É possível ainda que você se questione e entenda que um relacionamento monogâmico, por exemplo, não funciona para você. E se a(o) parceira(o) não acredita em outra maneira de se relacionar, coloca-se então outra questão: abro ou não concessão ao desejo do outro sobre o meu? Muita conversa consigo mesma(o) e com a(o) parceira(o) para descobrir se existem nuances ou se as coisas são de fato “sim” ou “não”. Dentro desse exemplo, há um milhão de maneiras de se relacionar abertamente com pessoas, vocês se dispuseram a conhecer possibilidades? E é preciso lembrar que não existe ser humano cujos desejos são todos atendidos, então sempre há uma negociação, seja ela externa ou interna, e as decisões vêm com consequências: não existe certo ou errado, apenas uma escolha. O equívoco está em quebrar o pacto quando ele está posto.
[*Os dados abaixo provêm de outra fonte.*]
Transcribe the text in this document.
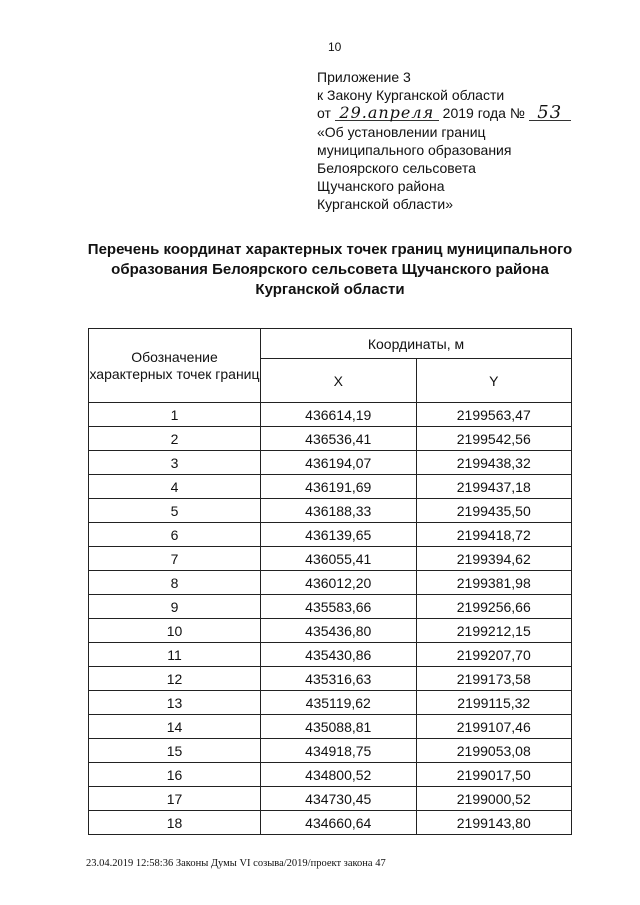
10
Приложение 3
к Закону Курганской области
от 29.апреля 2019 года № 53
«Об установлении границ
муниципального образования
Белоярского сельсовета
Щучанского района
Курганской области»
Перечень координат характерных точек границ муниципального
образования Белоярского сельсовета Щучанского района
Курганской области
Обозначение характерных точек границ	Координаты, м	
	X	Y
1	436614,19	2199563,47
2	436536,41	2199542,56
3	436194,07	2199438,32
4	436191,69	2199437,18
5	436188,33	2199435,50
6	436139,65	2199418,72
7	436055,41	2199394,62
8	436012,20	2199381,98
9	435583,66	2199256,66
10	435436,80	2199212,15
11	435430,86	2199207,70
12	435316,63	2199173,58
13	435119,62	2199115,32
14	435088,81	2199107,46
15	434918,75	2199053,08
16	434800,52	2199017,50
17	434730,45	2199000,52
18	434660,64	2199143,80
23.04.2019 12:58:36 Законы Думы VI созыва/2019/проект закона 47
Quando a menina me puxa pra ver seu show, eu digo que não quero e o que segue é um choro, eu não abri mão do meu desejo de ficar onde estou em prol do desejo dessa criança. O choro, nesse caso, é a tentativa de negociação, é a ferramenta que a criança encontra para fazer valer aquilo que quer. A tarefa do adulto me parece ser fornecer escuta, acolhimento, outras ferramentas — como nomear sentimentos — e outras possibilidades — como ficar apenas 3 minutos. É por meio de ações desse tipo que a criança aprende a entender seus sentimentos e a ser empática. Trazendo para o universo adulto, não adianta pensar em acusar o outro de ser infantil: cada um tem as ferramentas que tem, além do que, acho que não há pessoa em posição de dizer que todas as suas atitudes são adultas em relacionamentos. Mesmo que você esteja baseando seus parâmetros naqueles já estabelecidos, estamos todos aprendendo. O mundo está em transformação a cada segundo, as informações circulam rápida e abertamente. Até a traição (milenar, sintoma de acordos que perderam o sentido) está bem mais fácil de descobrir nesses tempos, com celulares, GPS e câmeras em todas as esquinas.
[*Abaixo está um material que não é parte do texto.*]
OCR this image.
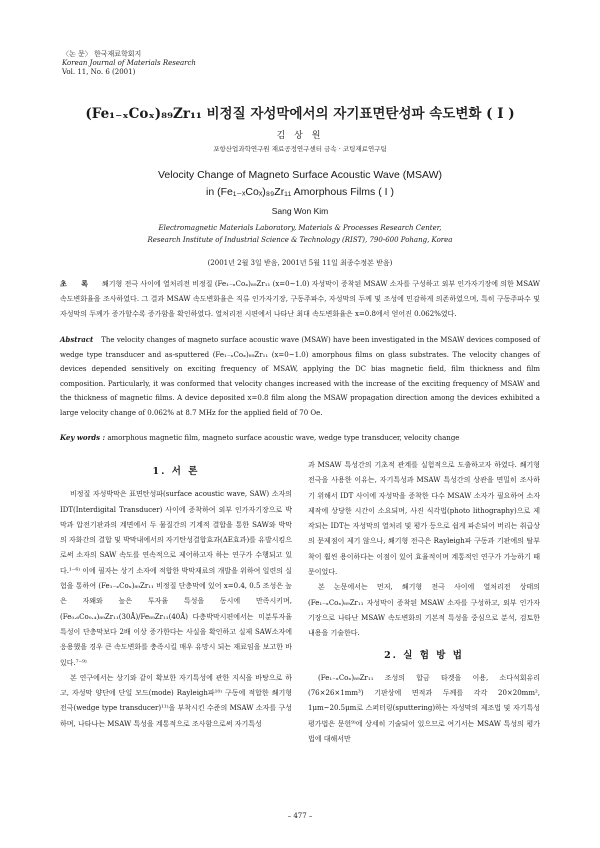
〈논 문〉 한국재료학회지
Korean Journal of Materials Research
Vol. 11, No. 6 (2001)
(Fe₁₋ₓCoₓ)₈₉Zr₁₁ 비정질 자성막에서의 자기표면탄성파 속도변화 ( I )
김 상 원
포항산업과학연구원 재료공정연구센터 금속 · 코팅재료연구팀
Velocity Change of Magneto Surface Acoustic Wave (MSAW)
in (Fe₁₋ₓCoₓ)₈₉Zr₁₁ Amorphous Films ( I )
Sang Won Kim
Electromagnetic Materials Laboratory, Materials & Processes Research Center,
Research Institute of Industrial Science & Technology (RIST), 790-600 Pohang, Korea
(2001년 2월 3일 받음, 2001년 5월 11일 최종수정본 받음)
초 록 쐐기형 전극 사이에 열처리전 비정질 (Fe₁₋ₓCoₓ)₈₉Zr₁₁ (x=0~1.0) 자성막이 증착된 MSAW 소자를 구성하고 외부 인가자기장에 의한 MSAW 속도변화율을 조사하였다. 그 결과 MSAW 속도변화율은 직류 인가자기장, 구동주파수, 자성막의 두께 및 조성에 민감하게 의존하였으며, 특히 구동주파수 및 자성막의 두께가 증가할수록 증가함을 확인하였다. 열처리전 시편에서 나타난 최대 속도변화율은 x=0.8에서 얻어진 0.062%였다.
Abstract The velocity changes of magneto surface acoustic wave (MSAW) have been investigated in the MSAW devices composed of wedge type transducer and as-sputtered (Fe₁₋ₓCoₓ)₈₉Zr₁₁ (x=0~1.0) amorphous films on glass substrates. The velocity changes of devices depended sensitively on exciting frequency of MSAW, applying the DC bias magnetic field, film thickness and film composition. Particularly, it was conformed that velocity changes increased with the increase of the exciting frequency of MSAW and the thickness of magnetic films. A device deposited x=0.8 film along the MSAW propagation direction among the devices exhibited a large velocity change of 0.062% at 8.7 MHz for the applied field of 70 Oe.
Key words : amorphous magnetic film, magneto surface acoustic wave, wedge type transducer, velocity change
1. 서 론

비정질 자성박막은 표면탄성파(surface acoustic wave, SAW) 소자의 IDT(Interdigital Transducer) 사이에 증착하여 외부 인가자기장으로 박막과 압전기판과의 계면에서 두 물질간의 기계적 결합을 통한 SAW와 박막의 자화간의 결합 및 박막내에서의 자기탄성결합효과(ΔE효과)를 유발시킴으로써 소자의 SAW 속도를 연속적으로 제어하고자 하는 연구가 수행되고 있다.¹⁻⁶⁾ 이에 필자는 상기 소자에 적합한 박막재료의 개발을 위하여 일련의 실험을 통하여 (Fe₁₋ₓCoₓ)₈₉Zr₁₁ 비정질 단층막에 있어 x=0.4, 0.5 조성은 높은 자왜와 높은 투자율 특성을 동시에 만족시키며, (Fe₀.₆Co₀.₄)₈₉Zr₁₁(30Å)/Fe₈₉Zr₁₁(40Å) 다층박막시편에서는 미분투자율특성이 단층막보다 2배 이상 증가한다는 사실을 확인하고 실제 SAW소자에 응용했을 경우 큰 속도변화를 충족시킬 매우 유망시 되는 재료임을 보고한 바 있다.⁷⁻⁹⁾

본 연구에서는 상기와 같이 확보한 자기특성에 관한 지식을 바탕으로 하고, 자성막 양단에 단일 모드(mode) Rayleigh파¹⁰⁾ 구동에 적합한 쐐기형 전극(wedge type transducer)¹¹⁾을 부착시킨 수준의 MSAW 소자를 구성하며, 나타나는 MSAW 특성을 계통적으로 조사함으로써 자기특성

과 MSAW 특성간의 기초적 관계를 실험적으로 도출하고자 하였다. 쐐기형 전극을 사용한 이유는, 자기특성과 MSAW 특성간의 상관을 면밀히 조사하기 위해서 IDT 사이에 자성막을 증착한 다수 MSAW 소자가 필요하여 소자 제작에 상당한 시간이 소요되며, 사진 식각법(photo lithography)으로 제작되는 IDT는 자성막의 열처리 및 평가 등으로 쉽게 파손되어 버리는 취급상의 문제점이 제기 않으나, 쐐기형 전극은 Rayleigh파 구동과 기판에의 탈부착이 훨씬 용이하다는 이점이 있어 효율적이며 계통적인 연구가 가능하기 때문이었다.

본 논문에서는 먼저, 쐐기형 전극 사이에 열처리전 상태의 (Fe₁₋ₓCoₓ)₈₉Zr₁₁ 자성막이 증착된 MSAW 소자를 구성하고, 외부 인가자기장으로 나타난 MSAW 속도변화의 기본적 특성을 중심으로 분석, 검토한 내용을 기술한다.

2. 실 험 방 법

(Fe₁₋ₓCoₓ)₈₉Zr₁₁ 조성의 합금 타겟을 이용, 소다석회유리(76×26×1mm³) 기판상에 면적과 두께를 각각 20×20mm², 1μm~20.5μm로 스퍼터링(sputtering)하는 자성막의 제조법 및 자기특성 평가법은 문헌⁹⁾에 상세히 기술되어 있으므로 여기서는 MSAW 특성의 평가법에 대해서만

– 477 –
Talvez valha mais a pena usar a tecnologia para compartilhar experiências, ferramentas, textos, vídeos com a(s) pessoa(s) amada(s), para trazer outras cores à relação e entender o que é que se deseja quando está com outra pessoa. A tentativa de construir uma base de confiança em si e no outro a partir da lógica interna das pessoas envolvidas pode permitir o florescer de outros sentimentos, com parcerias mais tranquilas e menos preocupadas com aparências. De repente, o afeto, o amor compartilhado no relacionamento é o que vai ensinar a todos, no exercício da presença temporal e espacial, como vocês podem compreender a si e ao outro, nessa coisa nova que é estar junto na pós-modernidade, lidando com perspectivas tão diversas. Pode parecer trabalhoso e eu acredito que seja, de fato, mas com certeza também é mais proveitoso. Afinal, equidade, escuta, respeito, carinho e atenção só podem fazer bem.

* Mainá Santana é artista da dança, arte-educadora, escritora, poeta, subeditora, psicóloga, banca de editais e professora.